En 2011, Omidyar Network a donné 335 000 $ à New Citizen, l’un des projets anti-Yanoukovitch gérés par Rybatchiouk à travers l’ONG dont il est président Center UA. À l’époque, Omidyar Network proclamait que son investissement dans New Citizen aiderait à « conformer et élaborer la politique citoyenne en Ukraine » :
« Se servant de la technologie et des médias, New Citizen coordonne les efforts des membres de la société concernés, renforçant leur capacité à élaborer et conformer la politique du pays.
…Grâce au soutien de Omidyar Network, New Citizen redoublera ses efforts pour plaider en faveur d’une plus grande transparence et impliquer les citoyens sur les questions qui leur importent. »
En mars 2012, Rybatchiouk, l’Anatoly Chubais de l’Ukraine — se vantait de préparer une nouvelle Révolution Orange :
Les gens n’ont pas peur. Nous avons désormais 150 ONG dans toutes les grandes villes du pays actives dans la campagne « Pour un parlement plus propre » afin de trouver et d’élire de meilleurs parlementaires… La Révolution Orange était miraculeuse, une protestation pacifique massive qui a atteint ses objectifs. Nous voulons refaire la même chose, et nous pensons y parvenir.
Les relevés de compte examinés par Pando montrent aussi que Omidyar Network a payé les coûts de l’expansion de campagne anti-Yanoukovicth de Rybatchiouk « Chesno » (« Honnêtement ») dans des villes d’importance régionale telles que Poltava, Vinnitsia, Jitomir, Ternopil, Sumy et d’autres, pour la plupart en Ukraine du centre et de l’Ouest.


Pour bien comprendre ce que signifie le financement d’Oleg Rybatchiouk pour Omidyar un peu d’histoire s’impose. La biographie de Rybatchiouk suit un modèle bien connu d’opportunisme post-soviet : depuis des relations bien placées dans le renseignement au KGB, jusqu’au réseau néo-libéral post-soviet.
À l’époque soviétique, Rybatchiouk a fait ses études dans un programme militaire d’apprentissage des langues, dont la moitié des diplômés partaient travailler pour le KGB. Le mystérieux poste qu’il occupa en Inde à la fin de l’URSS renforcent les soupçons sur ses liens avec le monde du renseignement ; quoi qu’il en soit, de son propre aveu, ses liens étroits avec le SBU ukrainien lui ont bien servi pendant la Révolution Orange en 2004, lorsque le SBU lui a communiqué des informations confidentielles sur la fraude électorale et les assassinats prémédités.
En 1992, après l’effondrement de l’URSS, Rybatchiouk a pris place à la banque centrale d’Ukraine nouvellement formée, patronnée par Viktor Youschenko, le futur leader de la Révolution Orange.
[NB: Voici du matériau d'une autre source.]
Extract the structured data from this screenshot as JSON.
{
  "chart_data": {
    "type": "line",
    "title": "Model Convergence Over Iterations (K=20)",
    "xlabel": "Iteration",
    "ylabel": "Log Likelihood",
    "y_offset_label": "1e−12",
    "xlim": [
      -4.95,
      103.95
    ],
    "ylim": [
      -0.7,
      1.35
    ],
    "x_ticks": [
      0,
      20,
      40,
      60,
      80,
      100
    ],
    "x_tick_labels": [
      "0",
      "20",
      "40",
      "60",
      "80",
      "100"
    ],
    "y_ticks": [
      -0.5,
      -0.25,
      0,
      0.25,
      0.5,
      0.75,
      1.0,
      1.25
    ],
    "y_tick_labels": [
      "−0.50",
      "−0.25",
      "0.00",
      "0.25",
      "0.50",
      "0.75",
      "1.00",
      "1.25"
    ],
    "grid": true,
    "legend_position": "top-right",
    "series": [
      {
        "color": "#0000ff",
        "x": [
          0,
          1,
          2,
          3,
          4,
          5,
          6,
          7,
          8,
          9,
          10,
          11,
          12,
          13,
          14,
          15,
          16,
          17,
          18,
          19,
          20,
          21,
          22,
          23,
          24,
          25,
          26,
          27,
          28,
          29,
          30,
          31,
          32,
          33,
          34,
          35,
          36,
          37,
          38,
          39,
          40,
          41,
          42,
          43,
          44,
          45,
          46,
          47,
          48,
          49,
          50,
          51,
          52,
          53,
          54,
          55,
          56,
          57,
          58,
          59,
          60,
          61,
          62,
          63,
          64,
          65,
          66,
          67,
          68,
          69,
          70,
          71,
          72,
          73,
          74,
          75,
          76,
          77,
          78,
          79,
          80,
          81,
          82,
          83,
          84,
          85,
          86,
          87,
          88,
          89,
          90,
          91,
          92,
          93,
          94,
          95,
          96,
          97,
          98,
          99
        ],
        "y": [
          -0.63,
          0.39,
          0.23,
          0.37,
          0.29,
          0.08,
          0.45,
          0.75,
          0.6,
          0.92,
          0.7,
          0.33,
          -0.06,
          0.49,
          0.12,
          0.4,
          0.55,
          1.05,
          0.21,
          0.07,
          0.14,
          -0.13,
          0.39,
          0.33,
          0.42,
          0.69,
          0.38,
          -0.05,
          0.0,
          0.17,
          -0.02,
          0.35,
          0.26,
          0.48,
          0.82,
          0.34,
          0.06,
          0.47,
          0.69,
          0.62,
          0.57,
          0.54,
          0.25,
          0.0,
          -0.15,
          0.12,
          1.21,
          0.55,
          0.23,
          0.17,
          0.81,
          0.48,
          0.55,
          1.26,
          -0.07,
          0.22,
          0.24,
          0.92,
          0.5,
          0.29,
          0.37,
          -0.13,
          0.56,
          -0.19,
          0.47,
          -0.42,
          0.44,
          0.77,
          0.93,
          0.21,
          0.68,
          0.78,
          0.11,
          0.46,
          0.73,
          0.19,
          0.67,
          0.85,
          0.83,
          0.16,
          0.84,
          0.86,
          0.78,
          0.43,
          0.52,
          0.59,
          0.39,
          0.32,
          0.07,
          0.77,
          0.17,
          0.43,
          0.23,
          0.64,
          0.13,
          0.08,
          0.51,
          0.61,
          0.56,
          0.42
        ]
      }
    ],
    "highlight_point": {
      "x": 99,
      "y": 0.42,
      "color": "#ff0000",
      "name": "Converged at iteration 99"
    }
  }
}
De ce poste-clé à la banque Rybatchiouk a pu établir des liens étroits avec des institutions financières et des états occidentaux, de même qu’avec des figures semblables à Omidyar comme George Soros qui finançait un certain nombre d’ONG impliquées dans les « Révolutions Colorées » des pays de l’ex-empire, y compris de petites donations à des ONG ukrainiennes que Omidyar soutenait également. (Comme le fait aujourd’hui Omidyar Network, les organisations de bienfaisance de Soros — Open Society et Renaissance Foundation — prêchaient la transparence et un gouvernement correct dans des lieux comme la Russie sous Eltsine, tandis que les organismes financiers de Soros spéculaient sur la dette russe et participaient à la mise aux enchère entachée de multiples scandales des propriétés de l’état).
Au début 2005, Youschenko, leader de la Révolution Orange accéda à la présidence et nomma Rybatchiouk vice-Premier Ministre chargé de l’intégration de l’Ukraine dans l’UE , l’OTAN, et d’autres institutions occidentales. Rybatchiouk poussait à la privatisation des entreprises et actifs ukrainiens encore propriétés de l’état.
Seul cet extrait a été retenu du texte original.